After removal of the silicone stent, a Montgomery airway stent was placed, achieving stable short-term airway patency and comfortable breathing without a tracheostomy cannula at two-week follow-up. Evidence from surgical series indicates that T-tube strategies can enable successful decannulation in a substantial proportion of patients, for example 82% in one cohort, while also underscoring the need for vigilance regarding granulation and infectious colonization as drivers of complications.9 The short follow-up period represents an important limitation. Longer surveillance would be required to assess long-term airway patency, restenosis, granulation formation, decannulation status, and the need for further interventions; however, extended follow-up was not available because the patient returned to a distant home region after early clinical stabilization. Given our limited follow-up duration, continued surveillance remains necessary to evaluate durability, monitor for restenosis, and address stent-related granulation should it arise.1,5,9,11

Conclusion

This case highlights the diagnostic and therapeutic complexity of high cervical post-intubation tracheal stenosis in children, particularly when the lesion is close to the vocal cords and prone to recurrence. Despite initial endoscopic dilation and definitive cervical tracheal resection with end-to-end anastomosis, early restenosis developed due to granulation tissue and exposed anastomotic sutures, requiring repeat bronchoscopic interventions. Silicone stenting immediately below the vocal cords was poorly tolerated and complicated by significant laryngeal edema, necessitating emergent tracheostomy. Placement of a Montgomery airway stent ultimately achieved satisfactory airway patency with resolution of stridor and successful breathing without a tracheostomy cannula at short-term follow-up. Early recognition of post-intubation stenosis, careful endoscopic reassessment of the anastomosis, and individualized escalation between endoscopic, surgical, and stenting strategies are essential to optimize outcomes in pediatric patients.

Data Sharing Statement

All data generated or analyzed during this case report are included in this published article.

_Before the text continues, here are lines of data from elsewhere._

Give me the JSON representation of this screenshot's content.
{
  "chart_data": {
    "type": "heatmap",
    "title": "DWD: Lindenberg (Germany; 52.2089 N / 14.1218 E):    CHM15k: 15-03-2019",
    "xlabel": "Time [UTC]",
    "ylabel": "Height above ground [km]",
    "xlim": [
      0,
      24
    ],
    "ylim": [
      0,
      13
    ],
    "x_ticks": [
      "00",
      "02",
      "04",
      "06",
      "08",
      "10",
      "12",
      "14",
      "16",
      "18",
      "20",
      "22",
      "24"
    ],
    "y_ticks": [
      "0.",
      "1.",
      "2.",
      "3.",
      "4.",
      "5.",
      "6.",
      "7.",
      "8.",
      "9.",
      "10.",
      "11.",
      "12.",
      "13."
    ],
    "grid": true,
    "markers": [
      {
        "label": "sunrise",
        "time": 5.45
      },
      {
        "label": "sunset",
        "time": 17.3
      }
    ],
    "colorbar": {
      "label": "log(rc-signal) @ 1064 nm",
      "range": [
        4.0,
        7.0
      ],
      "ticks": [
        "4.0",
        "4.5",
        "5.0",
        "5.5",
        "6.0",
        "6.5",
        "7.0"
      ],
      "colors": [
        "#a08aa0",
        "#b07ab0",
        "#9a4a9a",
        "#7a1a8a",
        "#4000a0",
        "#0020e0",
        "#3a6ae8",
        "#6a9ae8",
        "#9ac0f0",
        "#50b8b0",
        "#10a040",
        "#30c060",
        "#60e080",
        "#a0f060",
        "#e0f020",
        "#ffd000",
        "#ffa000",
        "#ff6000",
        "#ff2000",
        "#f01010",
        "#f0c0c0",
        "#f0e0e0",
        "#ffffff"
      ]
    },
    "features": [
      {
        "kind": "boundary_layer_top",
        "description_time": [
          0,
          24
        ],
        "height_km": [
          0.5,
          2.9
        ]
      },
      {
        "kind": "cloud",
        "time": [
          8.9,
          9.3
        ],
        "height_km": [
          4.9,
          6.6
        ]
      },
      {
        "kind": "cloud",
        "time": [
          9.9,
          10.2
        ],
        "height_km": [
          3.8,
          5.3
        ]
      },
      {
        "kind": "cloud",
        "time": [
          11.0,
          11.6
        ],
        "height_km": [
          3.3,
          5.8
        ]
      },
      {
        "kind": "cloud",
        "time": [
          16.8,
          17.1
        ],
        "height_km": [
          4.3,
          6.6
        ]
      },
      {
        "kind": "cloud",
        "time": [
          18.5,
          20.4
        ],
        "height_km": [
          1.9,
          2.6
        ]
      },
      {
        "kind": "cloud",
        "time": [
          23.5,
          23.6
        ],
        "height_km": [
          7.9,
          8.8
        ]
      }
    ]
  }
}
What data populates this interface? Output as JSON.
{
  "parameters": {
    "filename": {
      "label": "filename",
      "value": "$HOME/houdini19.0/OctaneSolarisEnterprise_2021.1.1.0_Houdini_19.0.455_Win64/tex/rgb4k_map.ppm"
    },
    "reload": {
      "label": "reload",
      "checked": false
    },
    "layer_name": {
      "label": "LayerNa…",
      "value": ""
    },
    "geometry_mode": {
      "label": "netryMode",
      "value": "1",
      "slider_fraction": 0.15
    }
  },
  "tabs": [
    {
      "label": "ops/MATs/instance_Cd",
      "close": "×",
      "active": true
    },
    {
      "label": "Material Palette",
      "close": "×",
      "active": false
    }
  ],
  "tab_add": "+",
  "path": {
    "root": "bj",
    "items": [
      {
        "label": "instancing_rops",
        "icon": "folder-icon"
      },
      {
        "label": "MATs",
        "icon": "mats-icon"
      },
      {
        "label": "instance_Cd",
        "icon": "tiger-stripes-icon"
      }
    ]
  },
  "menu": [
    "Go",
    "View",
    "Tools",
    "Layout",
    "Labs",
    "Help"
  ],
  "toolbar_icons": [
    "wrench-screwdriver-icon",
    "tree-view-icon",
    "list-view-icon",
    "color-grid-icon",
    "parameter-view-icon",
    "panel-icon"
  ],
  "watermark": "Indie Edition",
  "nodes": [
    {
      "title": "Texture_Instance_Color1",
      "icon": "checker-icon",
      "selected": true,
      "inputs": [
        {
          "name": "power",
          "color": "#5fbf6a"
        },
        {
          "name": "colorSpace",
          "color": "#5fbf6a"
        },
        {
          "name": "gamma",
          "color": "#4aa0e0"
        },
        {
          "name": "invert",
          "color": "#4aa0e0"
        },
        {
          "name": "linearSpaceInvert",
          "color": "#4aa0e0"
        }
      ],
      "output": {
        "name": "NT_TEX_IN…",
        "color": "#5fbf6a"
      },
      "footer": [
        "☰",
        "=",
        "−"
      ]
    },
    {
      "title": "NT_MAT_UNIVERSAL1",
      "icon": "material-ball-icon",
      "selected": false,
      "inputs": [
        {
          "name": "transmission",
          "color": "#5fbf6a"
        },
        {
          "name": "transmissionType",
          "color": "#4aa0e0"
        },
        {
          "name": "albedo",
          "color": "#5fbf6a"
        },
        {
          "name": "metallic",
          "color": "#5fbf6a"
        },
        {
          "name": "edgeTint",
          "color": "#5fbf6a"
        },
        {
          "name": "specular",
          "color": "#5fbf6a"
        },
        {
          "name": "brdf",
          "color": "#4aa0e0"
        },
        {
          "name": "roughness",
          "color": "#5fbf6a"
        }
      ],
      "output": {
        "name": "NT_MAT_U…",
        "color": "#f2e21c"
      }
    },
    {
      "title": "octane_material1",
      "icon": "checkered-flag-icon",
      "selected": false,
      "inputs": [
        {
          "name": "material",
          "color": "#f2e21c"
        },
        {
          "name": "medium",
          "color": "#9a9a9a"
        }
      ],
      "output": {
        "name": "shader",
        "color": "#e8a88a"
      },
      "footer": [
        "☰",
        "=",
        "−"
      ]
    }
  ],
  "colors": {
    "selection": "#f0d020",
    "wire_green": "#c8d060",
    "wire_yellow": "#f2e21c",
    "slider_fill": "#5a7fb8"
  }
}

Ethics Approval and Consent to Participate

Not applicable. As this is a single case report, ethical approval was not required in accordance with institutional policies.

Consent for Publication

Written informed consent was obtained from the parents for publication of this case report and any accompanying images. A copy of the written consent is available for review by the Editor-in-Chief of this journal.

Author Contributions

All authors made a significant contribution to the work reported, whether that is in the conception, study design, execution, acquisition of data, analysis and interpretation, or in all these areas; took part in drafting, revising or critically reviewing the article; gave final approval of the version to be published; have agreed on the journal to which the article has been submitted; and agree to be accountable for all aspects of the work.

Funding

This research did not receive any specific grant from funding agencies in the public, commercial, or not-for-profit sectors.

Disclosure

The authors declare that they have no competing interests in this work.